Dans le CEF nouvelle manière, pas de barreaux – même si de nombreuses portes sont fermées à clé. Les jeunes sont en effet considérés comme détenus et astreints à un contrôle judiciaire, même s’ils peuvent sortir. Ce qu’ils font souvent : pour des séances de sport chaque soir de semaine en alternance (musculation, tir à l’arc, piscine, surf en été…), des activités ludiques le week-end (accrobranche, bowling…), des stages en entreprise à partir du troisième mois, et même du bénévolat à la Croix-Rouge. « Notre projet est ouvert sur l’extérieur et conçu en partenariat, de façon à donner aux jeunes des perspectives d’avenir », affirme Daniel Hegoburu.

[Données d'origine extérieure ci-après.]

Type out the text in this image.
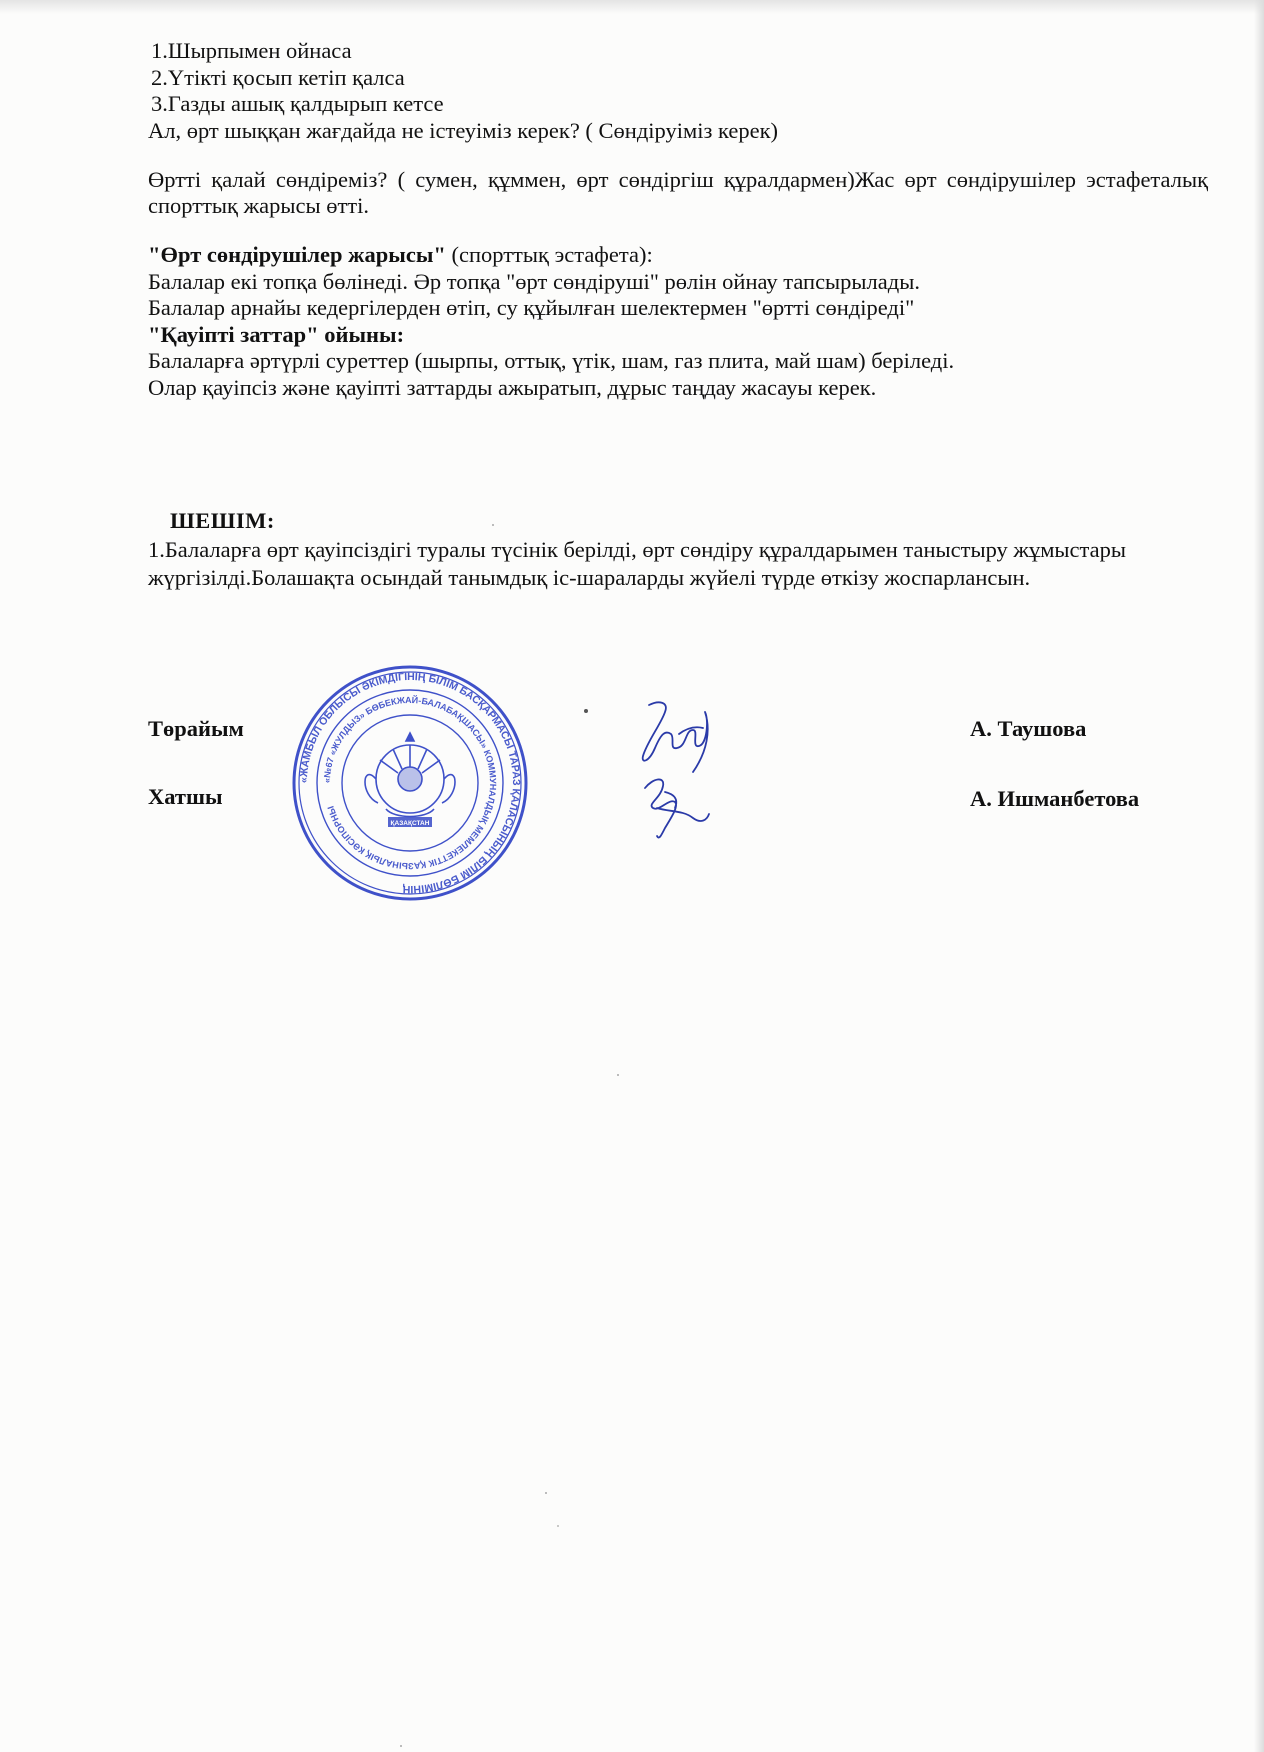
1.Шырпымен ойнаса

2.Үтікті қосып кетіп қалса

3.Газды ашық қалдырып кетсе

Ал, өрт шыққан жағдайда не істеуіміз керек? ( Сөндіруіміз керек)

Өртті қалай сөндіреміз? ( сумен, құммен, өрт сөндіргіш құралдармен)Жас өрт сөндірушілер эстафеталық спорттық жарысы өтті.

"Өрт сөндірушілер жарысы" (спорттық эстафета):

Балалар екі топқа бөлінеді. Әр топқа "өрт сөндіруші" рөлін ойнау тапсырылады.

Балалар арнайы кедергілерден өтіп, су құйылған шелектермен "өртті сөндіреді"

"Қауіпті заттар" ойыны:

Балаларға әртүрлі суреттер (шырпы, оттық, үтік, шам, газ плита, май шам) беріледі.

Олар қауіпсіз және қауіпті заттарды ажыратып, дұрыс таңдау жасауы керек.

ШЕШІМ:
1.Балаларға өрт қауіпсіздігі туралы түсінік берілді, өрт сөндіру құралдарымен таныстыру жұмыстары жүргізілді.Болашақта осындай танымдық іс-шараларды жүйелі түрде өткізу жоспарлансын.
Төрайым	А. Таушова
Хатшы	А. Ишманбетова
«ЖАМБЫЛ ОБЛЫСЫ ӘКІМДІГІНІҢ БІЛІМ БАСҚАРМАСЫ ТАРАЗ ҚАЛАСЫНЫҢ БІЛІМ БӨЛІМІНІҢ
«№67 «ЖУЛДЫЗ» БӨБЕКЖАЙ-БАЛАБАҚШАСЫ» КОММУНАЛДЫҚ МЕМЛЕКЕТТІК ҚАЗЫНАЛЫҚ КӘСІПОРНЫ
ҚАЗАҚСТАН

Dans la journée, les activités sont obligatoires. Les adolescents ne choisissent pas de voir la psychologue, de fréquenter l’école et les ateliers, de rencontrer le directeur ou de se rendre en stage. De l’avis des intervenants du CEF, cela apporte beaucoup : « En milieu ouvert, les éducateurs n’ont aucun moyen de faire faire aux jeunes ce qui est bon pour eux, remarque Jérôme Valère. Ici, ils le font et sont légitimes. » Ce que confirme Jade Petit, psychologue à mi-temps depuis juin 2010 : « Le fait que les entretiens psychologiques soient obligatoires dégage les jeunes de la question de savoir s’ils ont envie de venir ou pas, observe-t-elle. Mais finalement la plupart ne sont pas opposés à la consultation, et sont même très en demande d’écoute. » Lorsque les obligations ne sont pas respectées, la réponse de l’institution est systématique. « Les réponses sont claires et les mêmes pour tout le monde, souligne Xanath Terraxas, 24 ans, éducatrice spécialisée, au CEF depuis janvier 2009. Les sanctions sont expliquées et les jeunes les acceptent. » « La réponse est graduée : suppression des cigarettes s’il fume dans sa chambre, réparations en cas de dégradation, lettre au juge et dépôt de plainte en cas de délit », complète son collègue Florent Birot, 31 ans, au CEF depuis août 2009. « S’ils ne respectent pas les obligations de placement, cela peut entraîner la révocation du contrôle judiciaire, du sursis et déboucher sur un emprisonnement », ajoute le directeur adjoint. Un séjour de un mois en prison après une infraction ou une fugue peut servir de piqûre de rappel avant un retour au CEF. Un tiers de l’effectif y a d’ailleurs effectué un passage durant le placement.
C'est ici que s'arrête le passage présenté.